Color Drawing: Design Drawing Skills and Techniques for Architects, Landscape Architects, and Interior Designers, 2nd Edition
I was somewhat anxious to reassure myself that Henry Petroski was not a horrible writer after my experience with his autobiography, so I picked up his history of the pencil, called, appropriately, The Pencil.
It's a terrific read, and Mr. Petroski was definitely in his element. He used the history of pencils to guide a history and understanding of the process of engineering itself. This being particularly apt as engineers use a lot of pencils to engineer, in general. (Petroski teaches engineering.)
There were times when the book bogged down, and I felt like some portions of it could have been edited without any great loss of information. Petroski is given to long discussion of things that seem irrelevant, like the antitrust behaviour of pencil companies in the mid-20thc. (yawn). But despite the slow bits (which I admit to skimming), the book was an interesting, if not fast, read.
The best parts of the book were at the beginning, when there was less technical information, but what there was was more unexpected.
Like many people, I grew up on the myth that the pencils to be had in times as recent as my parents' childhood were made with lead. In fact, pencils have been made with graphite since it was discovered in the 1560's.
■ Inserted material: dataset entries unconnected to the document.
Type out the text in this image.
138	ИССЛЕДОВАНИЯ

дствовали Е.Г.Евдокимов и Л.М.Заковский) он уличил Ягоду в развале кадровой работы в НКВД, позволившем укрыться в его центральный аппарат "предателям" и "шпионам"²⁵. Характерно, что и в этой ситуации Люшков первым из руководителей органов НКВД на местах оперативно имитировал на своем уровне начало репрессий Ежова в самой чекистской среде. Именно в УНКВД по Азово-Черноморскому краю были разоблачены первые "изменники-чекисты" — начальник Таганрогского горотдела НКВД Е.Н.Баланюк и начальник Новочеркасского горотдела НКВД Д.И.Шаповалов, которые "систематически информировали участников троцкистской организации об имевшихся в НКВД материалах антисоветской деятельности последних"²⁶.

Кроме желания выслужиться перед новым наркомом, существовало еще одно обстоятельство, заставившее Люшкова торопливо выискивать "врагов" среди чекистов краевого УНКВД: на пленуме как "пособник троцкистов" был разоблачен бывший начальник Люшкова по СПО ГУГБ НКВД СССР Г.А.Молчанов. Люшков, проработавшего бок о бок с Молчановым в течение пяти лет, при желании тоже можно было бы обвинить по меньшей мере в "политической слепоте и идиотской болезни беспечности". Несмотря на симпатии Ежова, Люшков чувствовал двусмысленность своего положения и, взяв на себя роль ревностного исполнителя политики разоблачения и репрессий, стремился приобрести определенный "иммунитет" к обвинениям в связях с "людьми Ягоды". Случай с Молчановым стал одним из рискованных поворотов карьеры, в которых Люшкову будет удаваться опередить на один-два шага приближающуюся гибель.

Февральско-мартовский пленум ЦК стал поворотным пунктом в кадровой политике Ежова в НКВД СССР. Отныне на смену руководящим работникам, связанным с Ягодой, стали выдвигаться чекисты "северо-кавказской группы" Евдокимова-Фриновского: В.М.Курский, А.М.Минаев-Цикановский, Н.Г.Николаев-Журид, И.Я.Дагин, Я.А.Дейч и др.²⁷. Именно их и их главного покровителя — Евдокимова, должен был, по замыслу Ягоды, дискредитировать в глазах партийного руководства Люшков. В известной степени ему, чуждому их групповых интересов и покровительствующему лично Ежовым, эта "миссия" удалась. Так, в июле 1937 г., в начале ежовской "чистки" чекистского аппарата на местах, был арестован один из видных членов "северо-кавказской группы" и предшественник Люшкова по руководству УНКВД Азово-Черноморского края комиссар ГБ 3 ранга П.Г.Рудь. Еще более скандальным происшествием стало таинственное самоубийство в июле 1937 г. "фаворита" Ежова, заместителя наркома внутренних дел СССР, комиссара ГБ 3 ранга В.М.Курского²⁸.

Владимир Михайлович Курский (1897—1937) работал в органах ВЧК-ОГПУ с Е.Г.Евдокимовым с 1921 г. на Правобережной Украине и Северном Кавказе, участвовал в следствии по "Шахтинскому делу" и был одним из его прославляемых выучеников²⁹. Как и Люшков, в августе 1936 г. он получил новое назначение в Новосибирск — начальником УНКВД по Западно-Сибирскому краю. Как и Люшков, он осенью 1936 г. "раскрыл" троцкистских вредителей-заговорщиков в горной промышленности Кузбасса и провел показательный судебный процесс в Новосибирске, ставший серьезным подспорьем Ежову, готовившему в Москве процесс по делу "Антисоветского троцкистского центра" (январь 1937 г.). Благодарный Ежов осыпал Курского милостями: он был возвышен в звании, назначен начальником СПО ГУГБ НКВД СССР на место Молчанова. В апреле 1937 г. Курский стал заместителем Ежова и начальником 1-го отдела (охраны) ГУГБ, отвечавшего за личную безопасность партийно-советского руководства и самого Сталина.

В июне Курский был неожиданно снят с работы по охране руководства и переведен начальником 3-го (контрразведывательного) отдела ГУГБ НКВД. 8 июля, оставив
It's just that they didn't know what it was, and because at the time they sometimes used lead styluses to make faint marks, they called it "black lead." As far as I can tell, there has never been any lead content in pencils, because even the paint used to make them yellow is lacquer, not lead paint.
Also, did you know Henry Thoreau, the transcendentalist, ran a pencil factory? He even invented a way of refining low-quality graphite to make better pencils, and eventually his company stopped making pencils for profit at all, and simply made ground graphite for printing.
After reading this book, I found myself examining all my drawing pencils and work pencils and comparing them to the ones mentioned in the book, and looking for the makers' marks described. It's definitely a geek's book.